Ingratitude! thou marble-hearted fiend...

“Ingratitude is treason to mankind.” James Thomson

Friday 29 July 2011

I really should try to learn.

Despite having grown up in the States during the Just Say No era*, it turns out I am not very good at saying no, and despite my best efforts (jimjams wardrobe, general dishevelment, allowing my communication skills to atrophy until social intercourse is prohibitively trying for all involved), I seem to have a social life and friends and a fair amount of interaction which involves alcohol. Apparently I cannot refuse alcohol.

I belong to a group of Ladies in my neighbourhood who sing together. Yes. I have finally achieved the status of suburban singing matron, which, if I am honest, has been my life's goal along with eating in nice restaurants and antiquing.
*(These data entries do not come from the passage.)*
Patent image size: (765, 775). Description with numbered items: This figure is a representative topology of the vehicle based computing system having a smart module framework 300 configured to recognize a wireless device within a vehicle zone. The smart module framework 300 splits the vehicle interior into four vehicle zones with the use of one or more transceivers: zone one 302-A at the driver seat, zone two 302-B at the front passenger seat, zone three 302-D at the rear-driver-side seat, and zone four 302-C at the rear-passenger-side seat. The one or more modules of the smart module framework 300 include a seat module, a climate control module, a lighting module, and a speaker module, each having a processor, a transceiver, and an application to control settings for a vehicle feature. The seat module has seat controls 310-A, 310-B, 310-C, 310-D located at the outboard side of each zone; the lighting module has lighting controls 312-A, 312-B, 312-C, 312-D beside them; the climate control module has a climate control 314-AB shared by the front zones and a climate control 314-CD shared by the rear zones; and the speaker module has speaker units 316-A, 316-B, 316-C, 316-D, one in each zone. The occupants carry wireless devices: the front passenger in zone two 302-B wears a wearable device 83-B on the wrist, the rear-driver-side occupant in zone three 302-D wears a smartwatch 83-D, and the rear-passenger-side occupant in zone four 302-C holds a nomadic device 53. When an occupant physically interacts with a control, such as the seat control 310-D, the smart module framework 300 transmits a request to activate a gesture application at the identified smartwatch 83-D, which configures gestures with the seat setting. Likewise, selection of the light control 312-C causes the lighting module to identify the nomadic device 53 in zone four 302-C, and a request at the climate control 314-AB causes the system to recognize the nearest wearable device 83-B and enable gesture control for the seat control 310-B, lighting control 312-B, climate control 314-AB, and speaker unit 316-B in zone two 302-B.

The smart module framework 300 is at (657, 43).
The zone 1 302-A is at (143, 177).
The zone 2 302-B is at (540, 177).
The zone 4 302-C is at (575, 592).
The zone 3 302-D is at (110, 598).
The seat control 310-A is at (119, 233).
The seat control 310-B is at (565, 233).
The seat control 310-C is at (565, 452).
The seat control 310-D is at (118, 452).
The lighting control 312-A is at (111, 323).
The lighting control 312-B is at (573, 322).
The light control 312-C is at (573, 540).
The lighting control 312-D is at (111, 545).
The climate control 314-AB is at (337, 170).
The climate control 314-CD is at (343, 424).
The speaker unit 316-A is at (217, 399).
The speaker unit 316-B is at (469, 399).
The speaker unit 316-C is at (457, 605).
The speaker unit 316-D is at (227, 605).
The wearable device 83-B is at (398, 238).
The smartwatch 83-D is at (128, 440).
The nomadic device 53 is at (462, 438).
Ah middle age, where have you been all my life?

The singing Ladies drink wine. I love wine, but I am not very good at it. My increasingly elderly metabolism is easily bedrunkified and I can't be counted on to maintain any decorum at all. Don't even get me started on spirits. I can drink a little real ale with some dignity, if I can get past the feeling of looking like a hod carrier in a dress.

I'm feeling a bit fat and exhausted, which I put down to regular alcohol consumption. It must stop. I have no confidence that I can Just Say No and am searching for a passive way to get people to stop offering it to me. It seems mean to just stop bringing wine to rehearsals. Maybe bring a bottle of soda water instead? Hang a sign around my neck? Antabuse?

I'd like to join a book club as well, but it could kill me.

*...or perhaps because of it. I am contrary.


  1. hey! you're back! yay!

    worry not, i also cannot say no to wine. i have (finally) learned to say no to hard liquor (after far too many bad bad rides) but wine, oh its siren song, it wraps my heart in joy and i am lost. what i've found is that if i want to remain relatively sober and upright and all that boring stuff, i just order beer, because i don't like it enough to drink it quickly and thoroughly.

    i've also managed to make peace with my relationship with wine. it's ok. it's fine. it must be. right? right?

  2. Hi pc!

    I rather like beer and am prone to gulping in a rather greedy way, but the end result is still usually better than a wine misadventure, especially in the sinus department. Yet another pleasure sullied by the ravages of time!!